Tente olmadığı için yağmur yağdığı zaman konteynerlerin içine su giriyor, perişan oluyoruz. Çocukların ayakkabıları suyla doluyor, ertesi gün okula gönderemiyoruz. Konteynırların içi dar. Aile kaç kişilik olursa olsun verilen konteynerler aynı büyüklükte. Üst üste yatıyoruz. Misafir ağırlayamıyoruz.
Üniversiteye hazırlanan çocuklarımız her türlü imkândan yoksun. Kazansalar bile hangi parayla okutabiliriz ki onları. İş yok, ev yok. Perişanız. Yangın korkusuyla konteynırlarımızdan dışarı çıkamıyoruz. Sürekli diken üstündeyiz.
AFAD’ın kurduğu bu konteyner kentte sürekli bir şeylere imza atıyoruz. Şu kadar mal geldi, şunlar dağıtıldı diye. Çoğu zaman almadığımız yardımların altına imza atıyoruz. Elektrik, su tesisatları sürekli arıza veriyor. Borular patlıyor. Hiçbir şey düzgün işlemediği için ne doğru dürüst ısınabiliyoruz ne yıkanabiliyoruz ne de karnımızı doyurabiliyoruz.
Toplanan deprem yardımları nerede? Vergi veriyoruz biz. Nerede vergilerimiz?
AFAD bize bir tane konteyner verdi. Gördüğünüz gibi yola kurduk. Yerimiz yok çünkü. Konteyner kentte olmadığımız için konteyner kentlerdeki basit hizmetlerden bile yararlanamıyoruz. Tuvalet yok, su yok, elektrik yok. Taşıma suyla hallediyoruz işlerimizi.
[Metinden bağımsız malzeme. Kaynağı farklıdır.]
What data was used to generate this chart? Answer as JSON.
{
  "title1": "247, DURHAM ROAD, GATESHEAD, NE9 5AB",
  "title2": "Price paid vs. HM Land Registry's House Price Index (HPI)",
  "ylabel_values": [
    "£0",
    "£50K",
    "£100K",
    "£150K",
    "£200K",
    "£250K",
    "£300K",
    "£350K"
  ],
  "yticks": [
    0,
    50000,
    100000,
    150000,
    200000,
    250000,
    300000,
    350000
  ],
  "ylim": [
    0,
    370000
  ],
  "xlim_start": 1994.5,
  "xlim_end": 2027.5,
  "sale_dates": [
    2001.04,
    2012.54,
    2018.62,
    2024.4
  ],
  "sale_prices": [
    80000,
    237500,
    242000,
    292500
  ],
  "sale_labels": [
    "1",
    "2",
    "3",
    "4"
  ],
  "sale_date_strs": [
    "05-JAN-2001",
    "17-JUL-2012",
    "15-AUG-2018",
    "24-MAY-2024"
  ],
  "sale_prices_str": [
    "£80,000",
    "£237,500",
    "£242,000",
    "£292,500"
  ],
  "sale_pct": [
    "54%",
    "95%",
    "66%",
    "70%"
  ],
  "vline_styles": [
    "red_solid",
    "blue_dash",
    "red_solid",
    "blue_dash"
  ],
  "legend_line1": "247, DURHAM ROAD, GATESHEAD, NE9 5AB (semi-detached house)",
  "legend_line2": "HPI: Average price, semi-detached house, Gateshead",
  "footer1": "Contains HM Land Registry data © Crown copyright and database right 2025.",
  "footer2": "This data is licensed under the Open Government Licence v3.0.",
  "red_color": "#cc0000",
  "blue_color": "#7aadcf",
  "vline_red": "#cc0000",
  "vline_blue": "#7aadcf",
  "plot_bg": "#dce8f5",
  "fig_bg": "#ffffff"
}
Lavabo ihtiyacımız için şu karşıda gördüğünüz ağır hasarlı binaya giriyoruz.
Hayat şartlarımız çok zor. İş yok, güç yok, ev yok. Ulaşım yok. Özellikle Hatay’a neden yardım gelmiyor?  
İŞKUR bize geçici görevler veriyor. Bir süre sonra sözleşmemizi sona erdiriyor. Bunun bir mantığı yok. İş, sürekli olmalı çünkü geçinemiyoruz.
İçinde bulunduğumuz koşullar o kadar kötü ki alerjik reaksiyonlar peşimizi bırakmıyor, sürekli hasta oluyoruz.
Evleri yıkılanlar ev yaptıramıyor. Nasıl yaptırsınlar ki? Bir ülkede devlet niçin olur? Aynı zamanda bu gibi felaketlerde halkın yanında olmak için değil mi? Biz vergi veriyoruz. Biz tek başımıza ne yapabiliriz ki? Evleri az hasarlı olanlar da tadilat yapamıyor. Her şey ateş pahası.
Biz öğretmeniz. Okulumuzdan kilometrelerce uzaktaki konteynırlarda kalıyoruz. Ulaşım sorunumuz var. Bunu Milli Eğitim Müdürüne de kaymakamlığa da taşıdık. Bize verilen cevap çok komik. Taşımada önceliğimiz öğrenciler, dendi bize. Biz öğretmenler okula gelemez isek eğitim işi nasıl yürüyecek. Bir de kaldığımız konteynırlar yola da uzak. Okul çıkışlarında dar, karanlık yollardan kaldığımız yere yaya olarak ulaşmaya çalışıyoruz. Başımıza bir şey gelse kimsenin ruhu duymaz.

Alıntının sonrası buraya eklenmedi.